To help designers stay Green in the day job, a website was launched in May – www.twig.uk.com – offering information on how to source sustainable paper and print products.

Meanwhile, a growing list of consultancies are focusing solely on environmentally conscious design work. Sprout Design, Element06 and Thomas Matthews are just a few of the groups taking this approach to a broad range of design disciplines.



Government and design

Following Chancellor Gordon Brown’s fanfare over the comprehensive proposals in the Cox Review at the end of 2005, this year it was time to actually start doing things. How telling is it that the year was relatively quiet, then?

The only real move on the proposed national centre for design and innovation was in the abstract – much planning and little in the way of formal announcements. The appointment of former Creative London head Graham Hitchen as director of the initiative was a step forward, but the design world now waits to see which partners will sign up to be a part of the national centre, which should be known by early next year. Only then will we have any notion at all as to what sort of shape this centre may, or may not, eventually take.

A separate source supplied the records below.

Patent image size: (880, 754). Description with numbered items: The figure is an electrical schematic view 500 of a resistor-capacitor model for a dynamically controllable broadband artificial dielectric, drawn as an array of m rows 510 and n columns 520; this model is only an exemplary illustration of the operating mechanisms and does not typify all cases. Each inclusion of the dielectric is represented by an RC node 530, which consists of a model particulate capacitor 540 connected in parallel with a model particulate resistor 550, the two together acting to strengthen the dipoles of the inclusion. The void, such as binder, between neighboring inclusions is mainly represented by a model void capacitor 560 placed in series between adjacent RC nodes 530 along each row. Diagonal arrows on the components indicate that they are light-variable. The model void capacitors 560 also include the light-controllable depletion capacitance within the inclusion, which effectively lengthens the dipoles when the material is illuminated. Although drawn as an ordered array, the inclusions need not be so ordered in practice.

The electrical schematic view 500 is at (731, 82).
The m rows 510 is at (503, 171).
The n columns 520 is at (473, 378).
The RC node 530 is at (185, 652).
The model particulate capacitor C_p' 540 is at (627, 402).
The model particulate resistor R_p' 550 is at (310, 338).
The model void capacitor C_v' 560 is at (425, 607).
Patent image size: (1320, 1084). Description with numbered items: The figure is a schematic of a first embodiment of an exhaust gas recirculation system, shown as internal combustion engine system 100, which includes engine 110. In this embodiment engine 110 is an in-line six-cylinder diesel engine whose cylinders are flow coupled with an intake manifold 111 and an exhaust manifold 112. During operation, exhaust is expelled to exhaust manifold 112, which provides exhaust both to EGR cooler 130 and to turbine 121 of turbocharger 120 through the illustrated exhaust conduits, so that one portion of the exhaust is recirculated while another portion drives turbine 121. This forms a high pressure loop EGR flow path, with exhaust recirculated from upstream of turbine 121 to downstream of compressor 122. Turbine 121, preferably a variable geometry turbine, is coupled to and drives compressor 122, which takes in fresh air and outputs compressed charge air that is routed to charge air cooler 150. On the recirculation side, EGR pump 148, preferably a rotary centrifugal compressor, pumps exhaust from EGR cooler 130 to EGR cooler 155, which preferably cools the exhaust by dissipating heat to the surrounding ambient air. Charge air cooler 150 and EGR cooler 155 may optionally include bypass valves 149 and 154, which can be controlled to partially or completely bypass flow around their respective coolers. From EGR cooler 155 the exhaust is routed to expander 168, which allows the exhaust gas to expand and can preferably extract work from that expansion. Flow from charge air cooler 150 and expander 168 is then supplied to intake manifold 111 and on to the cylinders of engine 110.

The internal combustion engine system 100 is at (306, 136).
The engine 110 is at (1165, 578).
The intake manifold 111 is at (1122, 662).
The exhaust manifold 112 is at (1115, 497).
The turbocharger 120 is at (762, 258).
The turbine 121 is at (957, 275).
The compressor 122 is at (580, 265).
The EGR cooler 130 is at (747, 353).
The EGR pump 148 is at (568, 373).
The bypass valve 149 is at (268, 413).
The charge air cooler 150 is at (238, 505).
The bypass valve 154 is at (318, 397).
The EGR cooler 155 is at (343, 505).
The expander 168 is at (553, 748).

The Design Council got busy with skills this year, canvassing the industry with the controversial Keep British Design Alive campaign. And it finally launched its Design for Business programme, rebranded as Designing Demand in an attempt to grab the attention of the more economically minded, it seems. Its brave attempt to launch a Scorecard, evaluating how implementation of the Cox recommendations were faring, was scuppered at the eleventh hour by none other than the Trade and Industry Secretary Alistair Darling, who now wants a fuller report.